Veganism as Grounds for Divorce?
L’Chicken note: This is a guest post from the Rooster.
As L’Chicken noted in a recent post (in which she muses on the guilty pleasure of watching our eleven-month-old play with a nine-inch chef's knife), I recently read Eating Animals and have since stopped eating animals. For all intents and purposes, this means I’ve gone vegetarian, with the exception of certain varieties of seafood that are caught or farmed in certain ways. I won’t attempt to get into the nitty-gritty details informing this habit change – for that I recommend the book – but it’s primarily ethical and has actually been a long time coming.
What L’Chicken didn’t note was just exactly how she feels about this new habit change of mine. That’s for her to say, but she was clear on one point: While I am “allowed” to go vegetarian, and she will even support the effort by trying to cook without meat, if I succumb to veganism she will consider that as grounds for divorce.
Being husband to L’Chicken is a sweet deal.
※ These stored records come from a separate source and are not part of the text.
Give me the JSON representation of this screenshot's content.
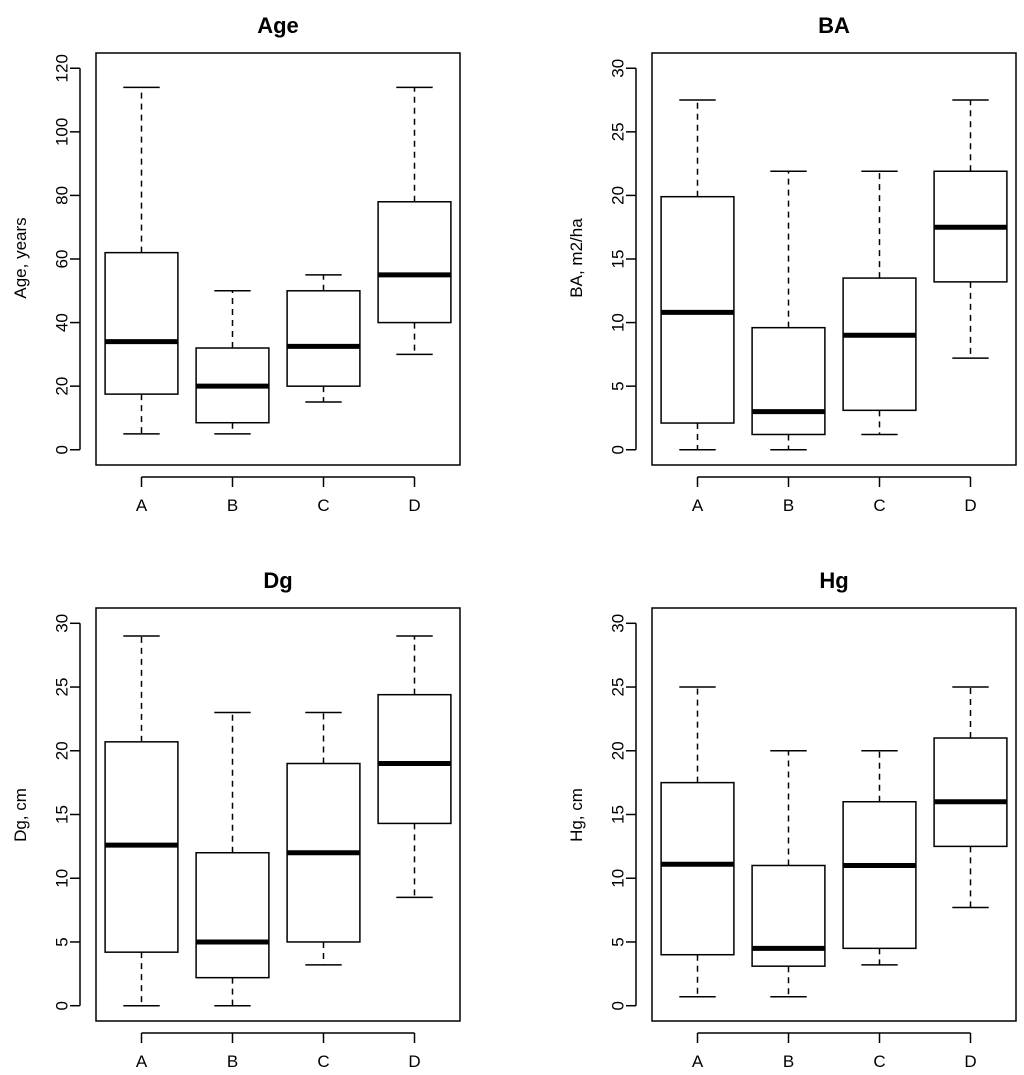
{
  "chart_data": [
    {
      "type": "boxplot",
      "title": "Age",
      "ylabel": "Age, years",
      "xlabel": "",
      "ylim": [
        0,
        120
      ],
      "yticks": [
        0,
        20,
        40,
        60,
        80,
        100,
        120
      ],
      "categories": [
        "A",
        "B",
        "C",
        "D"
      ],
      "boxes": [
        {
          "min": 5,
          "q1": 17.5,
          "median": 34,
          "q3": 62,
          "max": 114
        },
        {
          "min": 5,
          "q1": 8.5,
          "median": 20,
          "q3": 32,
          "max": 50
        },
        {
          "min": 15,
          "q1": 20,
          "median": 32.5,
          "q3": 50,
          "max": 55
        },
        {
          "min": 30,
          "q1": 40,
          "median": 55,
          "q3": 78,
          "max": 114
        }
      ]
    },
    {
      "type": "boxplot",
      "title": "BA",
      "ylabel": "BA, m2/ha",
      "xlabel": "",
      "ylim": [
        0,
        30
      ],
      "yticks": [
        0,
        5,
        10,
        15,
        20,
        25,
        30
      ],
      "categories": [
        "A",
        "B",
        "C",
        "D"
      ],
      "boxes": [
        {
          "min": 0,
          "q1": 2.1,
          "median": 10.8,
          "q3": 19.9,
          "max": 27.5
        },
        {
          "min": 0,
          "q1": 1.2,
          "median": 3.0,
          "q3": 9.6,
          "max": 21.9
        },
        {
          "min": 1.2,
          "q1": 3.1,
          "median": 9.0,
          "q3": 13.5,
          "max": 21.9
        },
        {
          "min": 7.2,
          "q1": 13.2,
          "median": 17.5,
          "q3": 21.9,
          "max": 27.5
        }
      ]
    },
    {
      "type": "boxplot",
      "title": "Dg",
      "ylabel": "Dg, cm",
      "xlabel": "",
      "ylim": [
        0,
        30
      ],
      "yticks": [
        0,
        5,
        10,
        15,
        20,
        25,
        30
      ],
      "categories": [
        "A",
        "B",
        "C",
        "D"
      ],
      "boxes": [
        {
          "min": 0,
          "q1": 4.2,
          "median": 12.6,
          "q3": 20.7,
          "max": 29
        },
        {
          "min": 0,
          "q1": 2.2,
          "median": 5.0,
          "q3": 12.0,
          "max": 23
        },
        {
          "min": 3.2,
          "q1": 5.0,
          "median": 12.0,
          "q3": 19.0,
          "max": 23
        },
        {
          "min": 8.5,
          "q1": 14.3,
          "median": 19.0,
          "q3": 24.4,
          "max": 29
        }
      ]
    },
    {
      "type": "boxplot",
      "title": "Hg",
      "ylabel": "Hg, cm",
      "xlabel": "",
      "ylim": [
        0,
        30
      ],
      "yticks": [
        0,
        5,
        10,
        15,
        20,
        25,
        30
      ],
      "categories": [
        "A",
        "B",
        "C",
        "D"
      ],
      "boxes": [
        {
          "min": 0.7,
          "q1": 4.0,
          "median": 11.1,
          "q3": 17.5,
          "max": 25
        },
        {
          "min": 0.7,
          "q1": 3.1,
          "median": 4.5,
          "q3": 11.0,
          "max": 20
        },
        {
          "min": 3.2,
          "q1": 4.5,
          "median": 11.0,
          "q3": 16.0,
          "max": 20
        },
        {
          "min": 7.7,
          "q1": 12.5,
          "median": 16.0,
          "q3": 21.0,
          "max": 25
        }
      ]
    }
  ]
}
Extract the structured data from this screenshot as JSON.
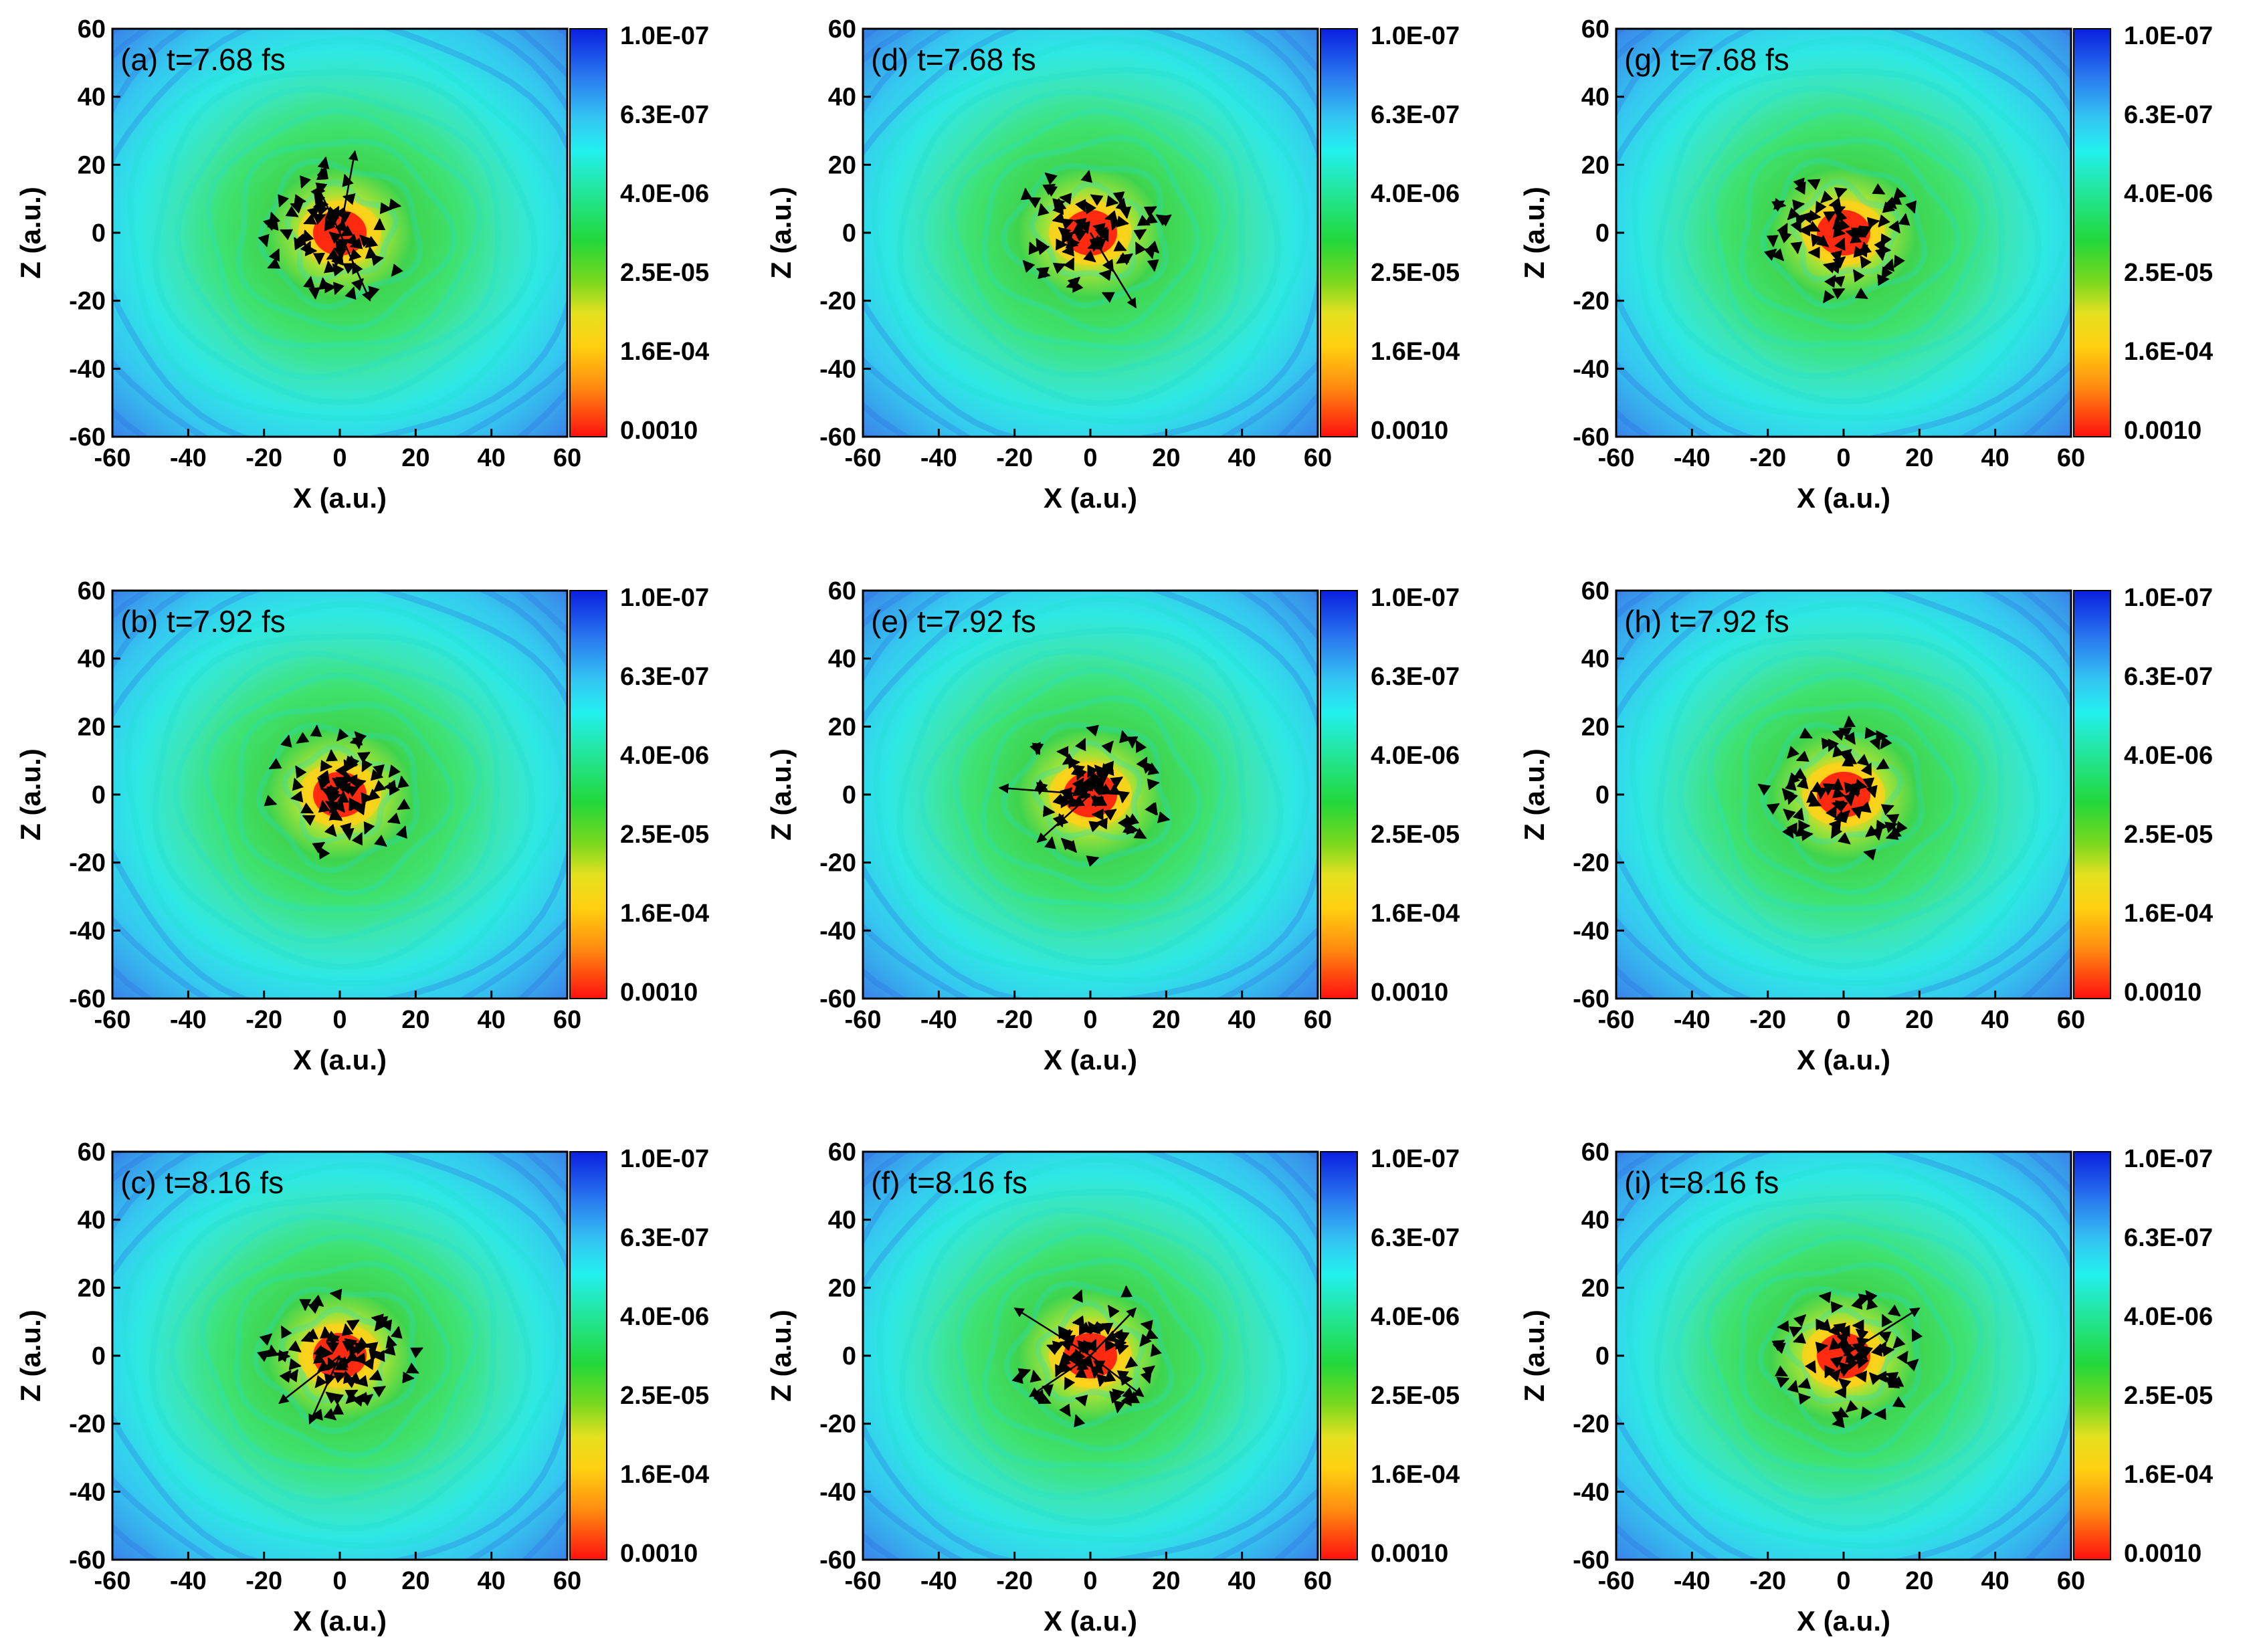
{
  "figure": {
    "description_title": ""
  },
  "chart_data": [
    {
      "type": "heatmap",
      "panel": "(a)",
      "title": "(a) t=7.68 fs",
      "xlabel": "X (a.u.)",
      "ylabel": "Z (a.u.)",
      "xlim": [
        -60,
        60
      ],
      "ylim": [
        -60,
        60
      ],
      "xticks": [
        -60,
        -40,
        -20,
        0,
        20,
        40,
        60
      ],
      "yticks": [
        60,
        40,
        20,
        0,
        -20,
        -40,
        -60
      ],
      "colorbar_ticks": [
        "1.0E-07",
        "6.3E-07",
        "4.0E-06",
        "2.5E-05",
        "1.6E-04",
        "0.0010"
      ],
      "colorbar_scale": "log",
      "colorbar_range": [
        1e-07,
        0.001
      ],
      "core_center": [
        0,
        0
      ],
      "arrows": [
        [
          0,
          0,
          4,
          24
        ],
        [
          0,
          0,
          -6,
          14
        ],
        [
          0,
          0,
          8,
          -20
        ]
      ]
    },
    {
      "type": "heatmap",
      "panel": "(b)",
      "title": "(b) t=7.92 fs",
      "xlabel": "X (a.u.)",
      "ylabel": "Z (a.u.)",
      "xlim": [
        -60,
        60
      ],
      "ylim": [
        -60,
        60
      ],
      "xticks": [
        -60,
        -40,
        -20,
        0,
        20,
        40,
        60
      ],
      "yticks": [
        60,
        40,
        20,
        0,
        -20,
        -40,
        -60
      ],
      "colorbar_ticks": [
        "1.0E-07",
        "6.3E-07",
        "4.0E-06",
        "2.5E-05",
        "1.6E-04",
        "0.0010"
      ],
      "colorbar_scale": "log",
      "colorbar_range": [
        1e-07,
        0.001
      ],
      "core_center": [
        0,
        0
      ],
      "arrows": []
    },
    {
      "type": "heatmap",
      "panel": "(c)",
      "title": "(c) t=8.16 fs",
      "xlabel": "X (a.u.)",
      "ylabel": "Z (a.u.)",
      "xlim": [
        -60,
        60
      ],
      "ylim": [
        -60,
        60
      ],
      "xticks": [
        -60,
        -40,
        -20,
        0,
        20,
        40,
        60
      ],
      "yticks": [
        60,
        40,
        20,
        0,
        -20,
        -40,
        -60
      ],
      "colorbar_ticks": [
        "1.0E-07",
        "6.3E-07",
        "4.0E-06",
        "2.5E-05",
        "1.6E-04",
        "0.0010"
      ],
      "colorbar_scale": "log",
      "colorbar_range": [
        1e-07,
        0.001
      ],
      "core_center": [
        0,
        0
      ],
      "arrows": [
        [
          0,
          0,
          -16,
          -14
        ],
        [
          0,
          0,
          -8,
          -20
        ]
      ]
    },
    {
      "type": "heatmap",
      "panel": "(d)",
      "title": "(d) t=7.68 fs",
      "xlabel": "X (a.u.)",
      "ylabel": "Z (a.u.)",
      "xlim": [
        -60,
        60
      ],
      "ylim": [
        -60,
        60
      ],
      "xticks": [
        -60,
        -40,
        -20,
        0,
        20,
        40,
        60
      ],
      "yticks": [
        60,
        40,
        20,
        0,
        -20,
        -40,
        -60
      ],
      "colorbar_ticks": [
        "1.0E-07",
        "6.3E-07",
        "4.0E-06",
        "2.5E-05",
        "1.6E-04",
        "0.0010"
      ],
      "colorbar_scale": "log",
      "colorbar_range": [
        1e-07,
        0.001
      ],
      "core_center": [
        0,
        0
      ],
      "arrows": [
        [
          0,
          0,
          12,
          -22
        ]
      ]
    },
    {
      "type": "heatmap",
      "panel": "(e)",
      "title": "(e) t=7.92 fs",
      "xlabel": "X (a.u.)",
      "ylabel": "Z (a.u.)",
      "xlim": [
        -60,
        60
      ],
      "ylim": [
        -60,
        60
      ],
      "xticks": [
        -60,
        -40,
        -20,
        0,
        20,
        40,
        60
      ],
      "yticks": [
        60,
        40,
        20,
        0,
        -20,
        -40,
        -60
      ],
      "colorbar_ticks": [
        "1.0E-07",
        "6.3E-07",
        "4.0E-06",
        "2.5E-05",
        "1.6E-04",
        "0.0010"
      ],
      "colorbar_scale": "log",
      "colorbar_range": [
        1e-07,
        0.001
      ],
      "core_center": [
        0,
        0
      ],
      "arrows": [
        [
          0,
          0,
          -24,
          2
        ],
        [
          0,
          0,
          -14,
          -14
        ]
      ]
    },
    {
      "type": "heatmap",
      "panel": "(f)",
      "title": "(f) t=8.16 fs",
      "xlabel": "X (a.u.)",
      "ylabel": "Z (a.u.)",
      "xlim": [
        -60,
        60
      ],
      "ylim": [
        -60,
        60
      ],
      "xticks": [
        -60,
        -40,
        -20,
        0,
        20,
        40,
        60
      ],
      "yticks": [
        60,
        40,
        20,
        0,
        -20,
        -40,
        -60
      ],
      "colorbar_ticks": [
        "1.0E-07",
        "6.3E-07",
        "4.0E-06",
        "2.5E-05",
        "1.6E-04",
        "0.0010"
      ],
      "colorbar_scale": "log",
      "colorbar_range": [
        1e-07,
        0.001
      ],
      "core_center": [
        0,
        0
      ],
      "arrows": [
        [
          0,
          0,
          -20,
          14
        ],
        [
          0,
          0,
          12,
          14
        ],
        [
          0,
          0,
          -16,
          -12
        ],
        [
          0,
          0,
          14,
          -12
        ]
      ]
    },
    {
      "type": "heatmap",
      "panel": "(g)",
      "title": "(g) t=7.68 fs",
      "xlabel": "X (a.u.)",
      "ylabel": "Z (a.u.)",
      "xlim": [
        -60,
        60
      ],
      "ylim": [
        -60,
        60
      ],
      "xticks": [
        -60,
        -40,
        -20,
        0,
        20,
        40,
        60
      ],
      "yticks": [
        60,
        40,
        20,
        0,
        -20,
        -40,
        -60
      ],
      "colorbar_ticks": [
        "1.0E-07",
        "6.3E-07",
        "4.0E-06",
        "2.5E-05",
        "1.6E-04",
        "0.0010"
      ],
      "colorbar_scale": "log",
      "colorbar_range": [
        1e-07,
        0.001
      ],
      "core_center": [
        0,
        0
      ],
      "arrows": []
    },
    {
      "type": "heatmap",
      "panel": "(h)",
      "title": "(h) t=7.92 fs",
      "xlabel": "X (a.u.)",
      "ylabel": "Z (a.u.)",
      "xlim": [
        -60,
        60
      ],
      "ylim": [
        -60,
        60
      ],
      "xticks": [
        -60,
        -40,
        -20,
        0,
        20,
        40,
        60
      ],
      "yticks": [
        60,
        40,
        20,
        0,
        -20,
        -40,
        -60
      ],
      "colorbar_ticks": [
        "1.0E-07",
        "6.3E-07",
        "4.0E-06",
        "2.5E-05",
        "1.6E-04",
        "0.0010"
      ],
      "colorbar_scale": "log",
      "colorbar_range": [
        1e-07,
        0.001
      ],
      "core_center": [
        0,
        0
      ],
      "arrows": []
    },
    {
      "type": "heatmap",
      "panel": "(i)",
      "title": "(i) t=8.16 fs",
      "xlabel": "X (a.u.)",
      "ylabel": "Z (a.u.)",
      "xlim": [
        -60,
        60
      ],
      "ylim": [
        -60,
        60
      ],
      "xticks": [
        -60,
        -40,
        -20,
        0,
        20,
        40,
        60
      ],
      "yticks": [
        60,
        40,
        20,
        0,
        -20,
        -40,
        -60
      ],
      "colorbar_ticks": [
        "1.0E-07",
        "6.3E-07",
        "4.0E-06",
        "2.5E-05",
        "1.6E-04",
        "0.0010"
      ],
      "colorbar_scale": "log",
      "colorbar_range": [
        1e-07,
        0.001
      ],
      "core_center": [
        0,
        0
      ],
      "arrows": [
        [
          0,
          0,
          20,
          14
        ]
      ]
    }
  ]
}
She’s beautiful, and great company, and comes from a cool family, not to mention the fact that she generally takes true pleasure in preparing delicious food all the time. A man would be quite the fool to put this kind of relationship in jeopardy. To wit, according to a Facebook application I ran in December, my #4 top used word in 2009 was “thankful.”
So here I am, between a rock and hard place. Because the fact of the matter is that I've got just as much trouble stomaching what goes down with layer hens and dairy cattle as with their counterparts. I tried to present it like a challenge: Wouldn't it be neat to try living without ANY animal products for a year? A month? A day? I tried presenting it like an adventure: Let's pretend we're in Tibet and eat like Buddhists! No, no, and NO. As for the suggestion that I might take over in the kitchen... Do you read this blog? And you're still asking that question? Check yourself, and stay tuned.
2 comments:
Rooster said all the really right things - you are beautiful and great company, he loves your cooking and your family. It gets no sweeter than that. Lots of people feel the way he does about meat. However, having seen how fruits and vegetables are grown in other parts of the world, I hope he's not giving up meat because he thinks vegetables and legumes are healthier choices. Folks in Tibet aren't that all healthy. They may be more humane than we are, but not healthier. So, in case this is a voting situation, let him refer to himself as a non-meat eater and let it go at that. Just my 2 Cents worth.
His basic principal is actually one that I respect quite a good deal. But full disclosure, I don't let him give me any details because they are too upsetting. The book talks about how horrendously animals are treated in meat-eating Americana. Then there's fishing-- dolphin deaths and whale massacres as by-product on the netting end. Sad to think about. So I guess here we are, non-meat-eaters and hopefully forever-supporters of humane dairy and egg farming!